Problem #2: Aren't a doctor's office and an examination room two different things?

By now I was frantic enough that a Finnish lady waiting in one of the chairs noticed me and said something to me.  When I told her I didn't speak Finnish, she broke into English, we chatted a bit, and she suggested that I go to the other end of the building and ask what I should do.  As I headed back down the hall, I saw someone walk out of my doctor's office.  Eureka!  I took a chance and knocked, which freaked out the nice, helpful lady to no end.

Well, out of the office after just a few seconds came this petite blond dynamo asking how she could help--that is, once we got through the usual formalities of me being unable to speak any of the languages of the country I was living in!  Agh!  In any case, she didn''t have any problem that I hadn't checked in and took me into her office for my appointment.
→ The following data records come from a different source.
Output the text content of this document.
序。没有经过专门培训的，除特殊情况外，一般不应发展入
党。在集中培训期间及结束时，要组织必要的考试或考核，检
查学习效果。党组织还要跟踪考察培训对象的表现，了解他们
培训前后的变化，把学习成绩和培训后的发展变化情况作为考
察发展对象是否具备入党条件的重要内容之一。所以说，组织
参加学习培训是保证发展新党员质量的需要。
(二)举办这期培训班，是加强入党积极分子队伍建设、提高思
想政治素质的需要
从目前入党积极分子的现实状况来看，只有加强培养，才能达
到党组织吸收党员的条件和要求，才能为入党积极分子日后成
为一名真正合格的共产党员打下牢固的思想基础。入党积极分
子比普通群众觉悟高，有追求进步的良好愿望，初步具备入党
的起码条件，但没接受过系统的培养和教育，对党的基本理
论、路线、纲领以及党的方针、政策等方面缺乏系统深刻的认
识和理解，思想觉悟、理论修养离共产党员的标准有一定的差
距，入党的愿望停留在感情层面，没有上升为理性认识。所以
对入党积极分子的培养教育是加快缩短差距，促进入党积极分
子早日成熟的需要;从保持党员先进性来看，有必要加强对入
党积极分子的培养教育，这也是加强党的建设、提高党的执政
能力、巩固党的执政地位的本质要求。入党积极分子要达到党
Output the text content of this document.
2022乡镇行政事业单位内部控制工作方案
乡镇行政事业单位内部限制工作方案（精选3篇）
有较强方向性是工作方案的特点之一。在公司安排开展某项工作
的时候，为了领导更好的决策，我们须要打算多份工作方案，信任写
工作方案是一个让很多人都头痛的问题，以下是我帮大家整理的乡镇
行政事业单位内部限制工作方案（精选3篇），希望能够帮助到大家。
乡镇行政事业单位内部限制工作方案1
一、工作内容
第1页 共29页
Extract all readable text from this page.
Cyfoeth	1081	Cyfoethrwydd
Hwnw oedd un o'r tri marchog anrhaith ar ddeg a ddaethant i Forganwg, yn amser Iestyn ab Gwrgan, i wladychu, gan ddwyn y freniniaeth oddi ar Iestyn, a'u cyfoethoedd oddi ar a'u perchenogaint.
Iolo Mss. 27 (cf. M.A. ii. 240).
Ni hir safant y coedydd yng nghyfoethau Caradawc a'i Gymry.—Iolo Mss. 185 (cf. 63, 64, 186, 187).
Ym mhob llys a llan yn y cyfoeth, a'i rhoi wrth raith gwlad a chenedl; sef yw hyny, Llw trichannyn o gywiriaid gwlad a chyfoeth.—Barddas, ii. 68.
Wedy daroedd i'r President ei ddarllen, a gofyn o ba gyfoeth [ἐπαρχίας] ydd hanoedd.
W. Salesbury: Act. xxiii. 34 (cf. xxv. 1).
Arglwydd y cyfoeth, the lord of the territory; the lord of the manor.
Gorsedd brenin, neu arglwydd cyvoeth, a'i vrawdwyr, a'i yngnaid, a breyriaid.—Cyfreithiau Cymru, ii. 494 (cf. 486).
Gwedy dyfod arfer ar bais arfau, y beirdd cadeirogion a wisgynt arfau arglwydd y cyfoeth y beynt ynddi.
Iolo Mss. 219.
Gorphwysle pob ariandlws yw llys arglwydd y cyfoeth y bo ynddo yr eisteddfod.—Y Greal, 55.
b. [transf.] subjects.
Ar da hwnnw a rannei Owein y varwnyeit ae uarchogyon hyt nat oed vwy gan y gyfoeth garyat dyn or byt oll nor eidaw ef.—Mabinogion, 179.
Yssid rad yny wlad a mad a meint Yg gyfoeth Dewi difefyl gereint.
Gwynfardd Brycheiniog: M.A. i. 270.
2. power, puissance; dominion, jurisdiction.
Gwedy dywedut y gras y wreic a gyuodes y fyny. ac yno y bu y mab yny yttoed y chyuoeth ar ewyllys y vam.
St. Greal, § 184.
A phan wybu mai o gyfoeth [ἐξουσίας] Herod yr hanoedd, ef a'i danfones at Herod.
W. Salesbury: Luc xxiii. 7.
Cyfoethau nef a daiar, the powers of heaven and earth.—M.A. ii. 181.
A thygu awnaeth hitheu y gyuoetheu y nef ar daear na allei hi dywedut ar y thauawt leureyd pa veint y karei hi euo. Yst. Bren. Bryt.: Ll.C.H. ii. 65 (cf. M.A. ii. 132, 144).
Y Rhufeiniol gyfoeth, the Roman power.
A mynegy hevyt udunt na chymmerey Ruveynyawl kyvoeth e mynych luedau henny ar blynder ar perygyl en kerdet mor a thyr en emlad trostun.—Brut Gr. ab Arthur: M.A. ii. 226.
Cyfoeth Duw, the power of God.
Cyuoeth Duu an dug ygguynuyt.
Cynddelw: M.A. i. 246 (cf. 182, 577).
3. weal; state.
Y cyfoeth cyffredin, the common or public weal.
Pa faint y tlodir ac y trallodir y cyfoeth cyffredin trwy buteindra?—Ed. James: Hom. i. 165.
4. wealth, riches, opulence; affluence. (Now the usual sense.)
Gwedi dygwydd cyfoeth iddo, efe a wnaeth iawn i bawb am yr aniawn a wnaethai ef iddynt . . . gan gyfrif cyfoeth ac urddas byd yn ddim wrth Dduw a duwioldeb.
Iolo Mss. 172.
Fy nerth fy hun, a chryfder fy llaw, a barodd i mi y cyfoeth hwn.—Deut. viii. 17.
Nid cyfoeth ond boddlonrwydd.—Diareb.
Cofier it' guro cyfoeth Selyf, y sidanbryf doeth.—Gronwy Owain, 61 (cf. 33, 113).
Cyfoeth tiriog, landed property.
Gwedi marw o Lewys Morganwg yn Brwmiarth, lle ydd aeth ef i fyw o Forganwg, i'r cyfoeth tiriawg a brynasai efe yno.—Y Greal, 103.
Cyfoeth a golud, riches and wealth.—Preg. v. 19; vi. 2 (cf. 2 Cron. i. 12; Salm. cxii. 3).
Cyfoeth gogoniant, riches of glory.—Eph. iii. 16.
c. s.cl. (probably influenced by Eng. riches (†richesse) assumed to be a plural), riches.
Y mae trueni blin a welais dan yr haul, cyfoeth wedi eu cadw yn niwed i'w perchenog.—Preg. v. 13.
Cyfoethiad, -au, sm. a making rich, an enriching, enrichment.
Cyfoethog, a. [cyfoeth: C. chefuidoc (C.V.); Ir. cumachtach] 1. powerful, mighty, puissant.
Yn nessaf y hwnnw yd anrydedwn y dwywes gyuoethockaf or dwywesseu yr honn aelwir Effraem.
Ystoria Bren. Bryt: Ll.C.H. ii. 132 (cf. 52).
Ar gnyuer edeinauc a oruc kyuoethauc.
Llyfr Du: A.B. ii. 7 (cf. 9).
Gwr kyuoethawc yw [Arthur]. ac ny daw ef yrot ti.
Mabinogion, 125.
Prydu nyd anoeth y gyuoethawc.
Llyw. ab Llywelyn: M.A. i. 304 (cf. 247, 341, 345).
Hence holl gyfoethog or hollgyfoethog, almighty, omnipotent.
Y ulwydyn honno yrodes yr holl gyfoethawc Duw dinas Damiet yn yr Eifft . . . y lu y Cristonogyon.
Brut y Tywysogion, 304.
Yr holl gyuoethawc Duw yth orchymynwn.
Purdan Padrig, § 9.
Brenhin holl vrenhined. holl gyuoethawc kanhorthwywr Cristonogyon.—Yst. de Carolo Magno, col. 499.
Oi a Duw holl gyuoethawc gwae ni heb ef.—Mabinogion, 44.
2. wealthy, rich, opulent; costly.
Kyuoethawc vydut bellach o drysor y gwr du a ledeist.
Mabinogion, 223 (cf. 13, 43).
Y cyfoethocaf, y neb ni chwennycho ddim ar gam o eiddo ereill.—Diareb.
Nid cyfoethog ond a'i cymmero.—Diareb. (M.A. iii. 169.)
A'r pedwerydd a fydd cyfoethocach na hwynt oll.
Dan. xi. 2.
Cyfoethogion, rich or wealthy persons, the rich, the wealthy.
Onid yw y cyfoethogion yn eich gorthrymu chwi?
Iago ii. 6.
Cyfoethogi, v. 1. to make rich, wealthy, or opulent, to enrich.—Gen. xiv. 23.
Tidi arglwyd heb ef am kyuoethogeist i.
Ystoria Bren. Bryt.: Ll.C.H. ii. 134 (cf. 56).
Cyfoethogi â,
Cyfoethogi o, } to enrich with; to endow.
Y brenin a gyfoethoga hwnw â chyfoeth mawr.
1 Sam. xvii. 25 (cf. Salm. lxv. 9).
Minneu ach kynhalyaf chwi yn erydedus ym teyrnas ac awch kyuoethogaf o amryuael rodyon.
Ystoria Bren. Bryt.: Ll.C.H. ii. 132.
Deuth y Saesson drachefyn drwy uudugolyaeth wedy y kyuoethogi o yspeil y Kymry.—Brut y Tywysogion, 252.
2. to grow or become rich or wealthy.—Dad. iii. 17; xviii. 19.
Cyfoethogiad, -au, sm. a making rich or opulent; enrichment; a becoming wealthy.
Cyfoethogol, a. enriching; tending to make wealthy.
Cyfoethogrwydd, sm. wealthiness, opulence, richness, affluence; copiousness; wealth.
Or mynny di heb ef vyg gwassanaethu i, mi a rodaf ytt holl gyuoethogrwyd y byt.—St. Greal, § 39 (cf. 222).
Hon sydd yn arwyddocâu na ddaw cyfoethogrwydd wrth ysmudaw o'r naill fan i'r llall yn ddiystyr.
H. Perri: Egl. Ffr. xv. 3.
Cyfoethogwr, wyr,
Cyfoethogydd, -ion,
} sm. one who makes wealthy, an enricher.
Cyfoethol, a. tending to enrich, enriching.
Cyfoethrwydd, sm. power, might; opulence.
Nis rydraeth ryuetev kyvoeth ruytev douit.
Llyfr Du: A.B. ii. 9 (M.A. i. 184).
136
Yes, into her office.  At this Mehiläinen at least they have one very big office that serves as a combination examination room, data entry center, and personal office, each with spacious and discreet spaces.  No big reception area with a bazillion staff and individual nurses assigned to doctors.  I sit at a chair on the other side of her desk, fully clothed, like a grown person, and she pulls up her appointment calendar on her computer to find my medical record.  She then takes a brief history while I continue to sit there like a grown-up--no aide doing this for her--checks my breathing, blood pressure, ears, and throat, and tells me that she thinks I have walking pneumonia.  To be sure, she's sending me down for a chest x-ray, and she transmits the request directly to the x-ray department from her computer.  She then prints out a prescription, explains to me how I should take care of myself, get my prescription filled, and get to x-ray.  She answers any and all of my questions patiently and promises to call the next day when she gets the x-ray results (and she did).  I'm in and out of her office by 12:30 pm.

At x-ray I fear that I may be returning to the world I'm more familiar with; there are about 8 people ahead of me.  Well, within 15 minutes, I'm in getting my chest x-ray.  Here I get another giggle about the completely different way modesty is handled in Finland.  When I walk into the x-ray room, I'm shown where I can hang my clothes and place my stuff, while the tech just stays in the room.  When I'm undressed, I just walk over to the machine.  No flimsy paper coat that pretends its covering you.  The room itself, like most of the hospital, is very definitely old-fashioned looking: think 1950s space and colors rather than the bright, more posh settings of American medicine.  On the other hand, it was meticulously clean, so I'm happy not to pay for marble, color consultants, and updates.

Speaking of paying, I didn't pay a thing.  NOTHING, NADA, NICHTS, NE ... PAS, etc.  Hell, I never even officially checked in, so I guess it wasn't a problem.

I did, however, have to pay for my prescriptions: $40 for everything at the local pharmacy.  Yes, about half what it would've cost me in SC even with medical insurance.  Even then it was pretty funny, because one of the prescriptions my doctor had written was for this really effective, codeine-laced cough syrup.  I didn't pay any attention to the quantity the doctor had prescribed; instead, when the pharmacist asked if I wanted all of it, I said sure.  After all, you get everything a doctor will give you, right?, so that you have it for later, right?  Well, my pharmacist reaches into her drawer and pulls out a quart-- yes, a QUART!--of cough syrup.  At that stage, I started laughing so hard that I couldn't stop coughing.  Between giggles and gasps, I got her to exchange the QUART for an ordinary 8 oz bottle, although she told me that I could get the rest of my QUART anytime in the next year!

I still giggle about it, but I no longer gasp.

Given that this whole process took less than 80 minutes and that I didn't have to walk more than 4 blocks total, including the distances in the hospital, I went home and did some school work.  I certainly wasn't tired enough for a nap.

Yes, the evils of socialized medicine.  Must remember that the next time I fight with Blue Cross over billing, can't get an appointment with my doctor for a month, find out that I needed to call ahead to get approval for a doctor to see me, etc., etc.  But don't we have pretty, marble-inlayed elevators?